Tinnitus is a debilitating condition wherein an individual often hears a ringing or clicking sound even though there are no external sources of the sound present. It currently affects an estimated 45 million people, mostly veteran soldiers, living in the United States, according to the American Tinnitus Association (ATA), and a proven cure for the condition is yet to be developed.
This is what inspired a team of researchers from the Oregon Health & Science University (OHSU) and the Veterans Affairs (VA) Portland Medical Center, who were able to discover a potential cure for tinnitus in the form of transcranial magnetic stimulation (TMS).
In a study featured in the journal JAMA Otolaryngology - Head & Neck Surgery, OHSU researcher Dr. Robert L. Folmer and his colleagues studied the effects of a system for transcranial magnetic stimulation on patients suffering from tinnitus.
The system produces a magnetic field shaped like a cone that can penetrate the scalp and skull of an individual in order to interact with tissues in the brain. By increasing the intensity of the simulation, the deeper the TMS system's magnetic field penetrates the head of the patient and affects the activity of neurons.

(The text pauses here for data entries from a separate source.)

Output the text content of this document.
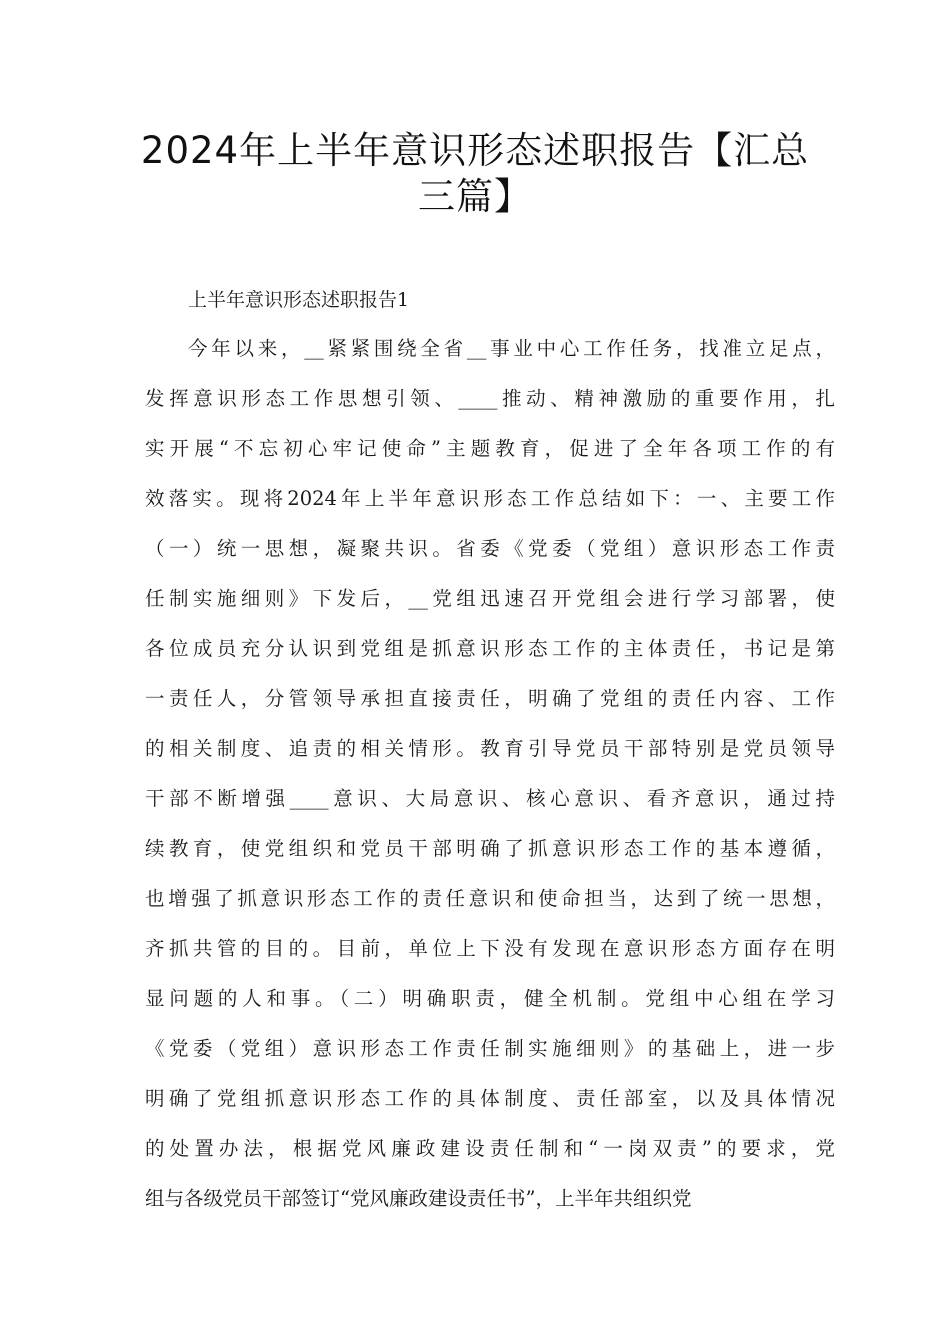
2024年上半年意识形态述职报告【汇总
三篇】

上半年意识形态述职报告1

今年以来，__紧紧围绕全省__事业中心工作任务，找准立足点，

发挥意识形态工作思想引领、____推动、精神激励的重要作用，扎

实开展“不忘初心牢记使命”主题教育，促进了全年各项工作的有

效落实。现将2024年上半年意识形态工作总结如下：一、主要工作

（一）统一思想，凝聚共识。省委《党委（党组）意识形态工作责

任制实施细则》下发后，__党组迅速召开党组会进行学习部署，使

各位成员充分认识到党组是抓意识形态工作的主体责任，书记是第

一责任人，分管领导承担直接责任，明确了党组的责任内容、工作

的相关制度、追责的相关情形。教育引导党员干部特别是党员领导

干部不断增强____意识、大局意识、核心意识、看齐意识，通过持

续教育，使党组织和党员干部明确了抓意识形态工作的基本遵循，

也增强了抓意识形态工作的责任意识和使命担当，达到了统一思想，

齐抓共管的目的。目前，单位上下没有发现在意识形态方面存在明

显问题的人和事。（二）明确职责，健全机制。党组中心组在学习

《党委（党组）意识形态工作责任制实施细则》的基础上，进一步

明确了党组抓意识形态工作的具体制度、责任部室，以及具体情况

的处置办法，根据党风廉政建设责任制和“一岗双责”的要求，党

组与各级党员干部签订“党风廉政建设责任书”，上半年共组织党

As of the moment, the U.S. Food and Drug Administration (USFDA) has only approved the use of the TMS system for treating depression.
The researchers conducted clinical tests on 64 people diagnosed with tinnitus to find out the effects of the TMS system on their condition. To participate in the study, patients had to have symptoms of tinnitus a minimum of one full year.
The participants were given one TMS pulse each second, designed to target the brain's auditory cortex. The TMS sessions ran for 10 straight workdays, in which all of the participants received 2,000 TMS pulses in each session.
Out of the 32 individuals who were given an active TMS treatment, 18 of them discovered that their tinnitus symptoms were considerably lessened for six months.
The findings also showed that many of the tinnitus patients who have had the condition for over 20 years experienced a significant reduction of symptoms.
"For some study participants, this was the first time in years that they experienced any relief in symptoms," Folmer said.
"These promising results bring us closer to developing a long-sought treatment for this condition that affects an enormous number of Americans, including many men and women who have served in our armed forces."
Folmer and his colleagues believe that a larger clinical trial could help refine the protocols needed to use TMS for clinical applications.